Trecho do livro “Introdução a Quimbanda”

Em todas as tradições espirituais e correntes religiosas existe a concepção de um Ser Supremo, cuja compreensão encontra-se além de descrições e representações exotéricas’. Na Quimbanda brasileira este ser é chamado de Maioral.

Não existe uma única concepção sobre Maioral, mas como ideia central, existe o entendimento de que se trata de uma força ordenadora/coordenadora do Reino de Exu; o grande governante e mantenedor daquele reino, que rege as legiões de Exus e Pombagiras; o vortice central cuja energia se expande ou se concentra através da ação de Exu e Pombagira. A elaboração do conceito de Maioral teve início no sincretismo ocorrido entre os Exus (como almas de mortos) e os seres “não-nascidos” descritos na Demonologia.

Conforme descrito em mais detalhes na apostila “Breve História da Quimbanda”, Aluízio Fontenelle, um escritor umbandista, publicou em 1951 seu livro intitulado “Exu”. no qual comparou (estabelecendo paralelos e equivalências) os Exus com os demônios da Goetia, descritos nos grimórios medievais.

O primeiro passo desse sincretismo umbandista foi classificar 3 Exus que assumiriam os “Tronos Maiorais”. Lúcifer foi correlacionado com “Exu Lúcifer”. Beelzebuth/Beelzebub com “Exu Mor” e Astaroth/Ashtaroth com “Exu Rei das Sete Encruzilhadas”. A partir dessa tríade, os demais Exus foram classificados e renomeados segundo a demonologia dos antigos grimórios.

Após a descrição demoníaca de Aluízio Fontenelle, tudo que foi publicado posteriormente absorveu e replicou esse contexto. Muitos livros foram publicados corroborando cada vez mais essas associações. Com o movimento “Neo-Umbanda” e “Umbanda Esotérica”, essas classificações deixaram de ser aplicadas e aos poucos Exu deixou de ser demonizado e acabou sendo humanizado, adquirindo, por exemplo, o status e a alcunha de “guardião”.

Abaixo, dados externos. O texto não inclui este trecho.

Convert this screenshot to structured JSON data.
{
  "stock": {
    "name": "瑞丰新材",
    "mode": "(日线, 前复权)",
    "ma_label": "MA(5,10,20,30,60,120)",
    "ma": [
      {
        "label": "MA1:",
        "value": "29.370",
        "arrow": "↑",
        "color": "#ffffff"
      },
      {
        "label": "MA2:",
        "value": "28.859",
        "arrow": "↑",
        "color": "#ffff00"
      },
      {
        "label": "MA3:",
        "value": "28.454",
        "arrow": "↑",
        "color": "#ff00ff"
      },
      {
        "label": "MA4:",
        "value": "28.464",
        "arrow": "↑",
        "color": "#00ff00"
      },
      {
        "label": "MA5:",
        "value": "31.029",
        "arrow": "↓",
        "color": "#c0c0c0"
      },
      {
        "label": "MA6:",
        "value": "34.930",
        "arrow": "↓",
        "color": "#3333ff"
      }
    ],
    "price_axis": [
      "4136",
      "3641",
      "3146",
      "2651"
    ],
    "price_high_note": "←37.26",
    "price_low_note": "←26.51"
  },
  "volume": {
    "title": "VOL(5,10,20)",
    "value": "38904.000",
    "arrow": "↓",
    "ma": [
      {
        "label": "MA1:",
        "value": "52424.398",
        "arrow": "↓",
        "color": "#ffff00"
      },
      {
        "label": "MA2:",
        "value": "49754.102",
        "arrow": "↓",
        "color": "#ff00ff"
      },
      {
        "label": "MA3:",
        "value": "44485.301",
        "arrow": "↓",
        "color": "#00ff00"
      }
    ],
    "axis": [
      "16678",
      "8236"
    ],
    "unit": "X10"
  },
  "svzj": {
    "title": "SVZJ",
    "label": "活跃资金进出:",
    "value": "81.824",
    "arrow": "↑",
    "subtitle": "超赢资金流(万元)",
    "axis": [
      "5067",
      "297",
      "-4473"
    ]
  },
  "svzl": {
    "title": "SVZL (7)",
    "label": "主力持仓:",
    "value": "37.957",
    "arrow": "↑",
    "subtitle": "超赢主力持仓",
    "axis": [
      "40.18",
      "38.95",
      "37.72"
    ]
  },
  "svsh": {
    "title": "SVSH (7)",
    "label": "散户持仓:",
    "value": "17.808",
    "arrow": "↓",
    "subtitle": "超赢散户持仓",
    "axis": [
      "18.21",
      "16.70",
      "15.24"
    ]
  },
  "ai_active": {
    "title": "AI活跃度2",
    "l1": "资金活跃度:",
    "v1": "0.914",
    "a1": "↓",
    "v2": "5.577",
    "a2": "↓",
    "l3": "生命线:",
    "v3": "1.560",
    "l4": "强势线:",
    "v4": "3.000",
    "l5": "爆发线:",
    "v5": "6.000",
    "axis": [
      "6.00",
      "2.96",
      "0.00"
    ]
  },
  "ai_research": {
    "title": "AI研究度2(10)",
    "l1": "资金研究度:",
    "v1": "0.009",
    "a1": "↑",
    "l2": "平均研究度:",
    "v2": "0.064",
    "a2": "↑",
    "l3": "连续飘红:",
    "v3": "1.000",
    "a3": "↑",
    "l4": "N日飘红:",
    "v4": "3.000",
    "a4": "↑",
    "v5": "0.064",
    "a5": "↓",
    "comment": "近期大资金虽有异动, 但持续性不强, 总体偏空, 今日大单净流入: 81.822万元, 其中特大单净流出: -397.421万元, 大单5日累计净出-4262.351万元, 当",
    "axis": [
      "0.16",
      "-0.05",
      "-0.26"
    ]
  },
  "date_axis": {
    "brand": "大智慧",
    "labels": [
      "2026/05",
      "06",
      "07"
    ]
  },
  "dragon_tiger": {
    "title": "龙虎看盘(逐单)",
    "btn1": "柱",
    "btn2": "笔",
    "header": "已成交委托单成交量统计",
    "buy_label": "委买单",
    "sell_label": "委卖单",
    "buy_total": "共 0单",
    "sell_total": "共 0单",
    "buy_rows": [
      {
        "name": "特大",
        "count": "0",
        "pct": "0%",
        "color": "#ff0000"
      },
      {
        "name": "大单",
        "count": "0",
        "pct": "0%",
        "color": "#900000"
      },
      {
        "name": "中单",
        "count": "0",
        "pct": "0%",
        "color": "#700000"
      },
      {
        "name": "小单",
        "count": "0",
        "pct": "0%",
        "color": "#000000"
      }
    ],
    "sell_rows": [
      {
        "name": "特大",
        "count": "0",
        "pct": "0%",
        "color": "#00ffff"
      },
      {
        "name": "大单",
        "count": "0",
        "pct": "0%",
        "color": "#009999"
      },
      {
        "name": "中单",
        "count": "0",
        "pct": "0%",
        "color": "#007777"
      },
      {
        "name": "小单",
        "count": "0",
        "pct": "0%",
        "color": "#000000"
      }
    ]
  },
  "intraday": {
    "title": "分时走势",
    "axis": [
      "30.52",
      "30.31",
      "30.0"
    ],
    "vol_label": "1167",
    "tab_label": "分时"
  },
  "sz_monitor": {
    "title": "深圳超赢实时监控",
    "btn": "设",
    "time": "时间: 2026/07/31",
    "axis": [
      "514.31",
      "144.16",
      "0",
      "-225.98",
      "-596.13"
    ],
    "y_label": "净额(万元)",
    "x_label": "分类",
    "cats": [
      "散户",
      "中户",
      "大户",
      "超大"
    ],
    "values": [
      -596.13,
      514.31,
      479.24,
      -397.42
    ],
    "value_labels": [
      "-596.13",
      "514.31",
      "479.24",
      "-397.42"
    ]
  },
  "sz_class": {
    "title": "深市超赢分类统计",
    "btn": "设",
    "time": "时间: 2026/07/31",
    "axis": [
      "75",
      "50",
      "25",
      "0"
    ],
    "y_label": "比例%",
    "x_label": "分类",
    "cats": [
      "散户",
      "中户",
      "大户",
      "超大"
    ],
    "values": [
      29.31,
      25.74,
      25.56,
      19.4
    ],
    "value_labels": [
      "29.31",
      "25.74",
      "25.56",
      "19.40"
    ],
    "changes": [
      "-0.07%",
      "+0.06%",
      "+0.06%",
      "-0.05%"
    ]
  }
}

ALGUNS ENTENDIMENTOS EXISTENTES

  • Maioral seria a entidade regente da casa/templo. Este é o entendimento de vertentes mais “ortodoxas”.
  • Maioral seria um Demônio com o qual o feiticeiro tem afinidade, e em relação ao qual desenvolve um trabalho mágico de fortalecimento. Ex: Carlos de Dantalian: Thiago de Beelzebuth.
  • Para alguns templos/vertentes, o título de Maioral é atribuído à triade de regentes do Inferno, conforme descrita no Grimorium Verum e no Grand Grimoire (Lúcifer, Belzebu, Astaroth), ou a um deles individualmente, por afinidade.
  • Maioral seria algo equivalente ao conceito de “Sagrado Anjo Guardião – SAG” em Thelema: algo como uma consciência deificada do praticante/adepto. (O termo Sagrado Anjo Guardião (S.A.G.) aparece no livro “A Magia Sagrada de Abramelin, o Mago”, significando algo como “a voz de Deus” dentro do individuo, ou seu “Eu Superior”. Acredita- se que aquela obra tenha sido a principal responsável pela disseminação do conceito de anjos da guarda em nível popular.)
  • No antigo conceito de “Linhas da Quimbanda”, a Maioral se subordinariam os regentes ou comandantes das linhas:
    • Linha das Almas (Exu Omulu)
    • Linha Nago (Exu Gererê)
    • Linha Mista (Exu das Campinas)
    • Linha dos Cemitérios (Exu Caveira)
    • Linha Mossurubi (Exu Kaminaloá)
    • Linha Malei (Exu Rei)
    • Linha dos Caboclos Quimbandeiros (Exu Pantera Negra)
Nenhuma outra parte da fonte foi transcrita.